第7章 THE MEMORY CODE ⑤
長時間に及んだ取り調べを終え、桐生智也は護送員に連れられ、静かに部屋を出ていった。
その背中を見送った氷室と長谷川の間に、しばし言葉はなかった。
机の上には、桐生の供述をまとめた報告書の束。
その一枚一枚に、アークライブラリの惨劇と、彼が語った歪な理想が記されている。
「……全部、終わった気がしませんね」
長谷川が小さく呟いた。
疲労の中にも、まだ何かを探し続けるような光がその瞳に残っていた。
「終わりなんてものは、どこにもないさ」
氷室は手元の書類を整えながら答えた。
「彼の言葉は、断片に過ぎない。真実はまだ、その外側にある」
長谷川は頷き、タブレットを手に取る。
「Libriaの残留ログを解析してみます。……彼の言葉を裏づける痕跡がまだ残っているかもしれません」
そう言い残し、彼女は席を立った。
ドアの閉まる音が静かに響く。
氷室はふと、部屋の窓越しに沈みかけた夕陽を見上げた。
その橙色の光が、机の上の書類をゆっくりと染めていく。
報告書の表紙には――
《アークライブラリ事件 被疑者:桐生智也 供述調書》
と記されていた。
数時間後。
捜査課オフィス。
誰もいないフロアで、一台の端末が微かに光を放っていた。
それは、長谷川が残していったタブレットだった。
ディスプレイには、解析中のプログラム名が浮かんでいる。
《LIBRIA SYSTEM / 残留データ解析:REINA_PROTOCOL》
進行率は、98%。
カーソルが点滅するたび、淡い光が室内を照らす。
やがて解析が完了し、スクリーンに無数の文字列が現れた。
「REINA」「KIRYU」「FUJIKAWA」「LINK」――。
それらの単語が、まるで心臓の鼓動のように淡く点滅している。
氷室が、静かに画面を覗き込んだ。
彼女の席に置かれたままのコーヒーは、すっかり冷えている。
ふと、画面の片隅に未送信のメールフォルダがあることに気づく。
件名は――《AKINAI FOODS 内部資料提供について》。
氷室は眉をひそめた。
そこには、長谷川が数日前に書いたと見られる文面が残っていた。
「貴社が保有するAI薬物管理システム“MN-CODE”に関して、捜査協力を依頼いたします。
一部データが、アークライブラリのLibria開発チームと共有されていた可能性があります。
機密保持のため、回答は直通回線にて――」
下書きは途中で途切れていた。
送信履歴も、アクセスログも削除されている。
氷室はしばらく、そのメールを見つめていた。
(……捜査協力? それとも、個人的な調査か?)
曖昧な疑問が胸の奥で渦を巻く。
長谷川がどの時点でAKINAI FOODSと接触したのか、記録上は一切残っていない。
不意に、端末のスピーカーから微かなノイズが流れた。
〈……私はまだ、記録の中にいる。
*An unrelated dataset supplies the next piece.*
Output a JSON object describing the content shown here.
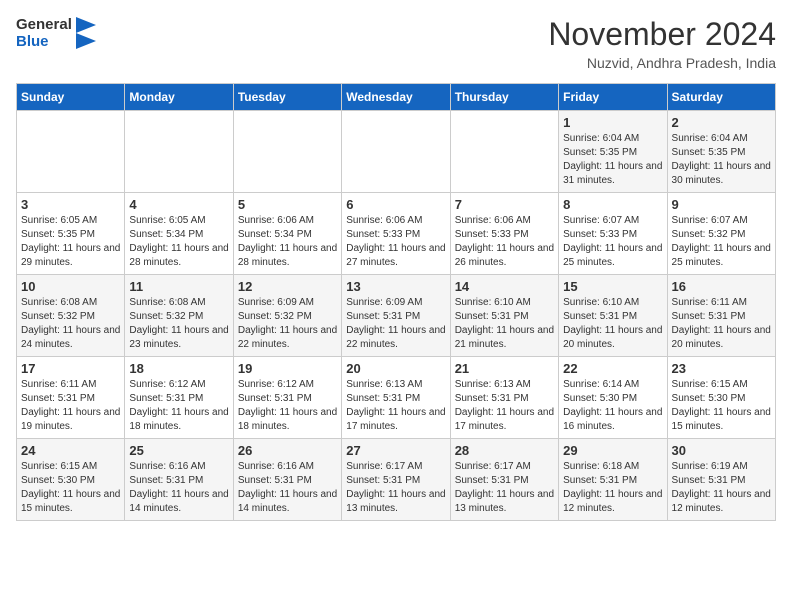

あなたの声が届く限り――〉
柔らかく、心に語りかけてくるような女の声。
桐生が語っていた彼女――藤川玲奈のものだと、氷室は直感した。
ノイズが一瞬強くなり、途切れ途切れの音声が続く。
〈……トモヤ、まだ……そこにいるの?〉
その瞬間、画面の光がふっと弱まった。
波紋のように文字列が崩れ、データは静かにフェードアウトしていく。
まるで、海の底に沈む光の欠片のように。
氷室は、しばらくその場を動けなかった。
胸の奥に、言葉にならない感情が広がる。
記録に宿る声――それは、死を超えてなお存在し続ける藤川玲奈の意志のように思えた。
画面が暗転する直前、ログウィンドウの隅に、微かに文字が浮かんだ。
《USER:A.HASEGAWA / ACCESS POINT:外部VPN(AF-GATE)》
わずか1秒にも満たない表示だった。――だが、氷室は確かに見た。
夜。
オフィスの照明が落とされ、窓の外には街の灯りが滲んでいた。
――真実は、いつも外側にはない。
記録の中にも、人の中にも。
それを見ようとする意志だけが、人を人たらしめる。
心の中で、誰に向けるでもなく呟いた。
腕時計の針が午後九時を指す。
氷室は静かに報告書を閉じた。
翌朝。
捜査一課の席に、長谷川葵の姿はなかった。
彼女の机の上には、解析途中のタブレットだけが残されていた――。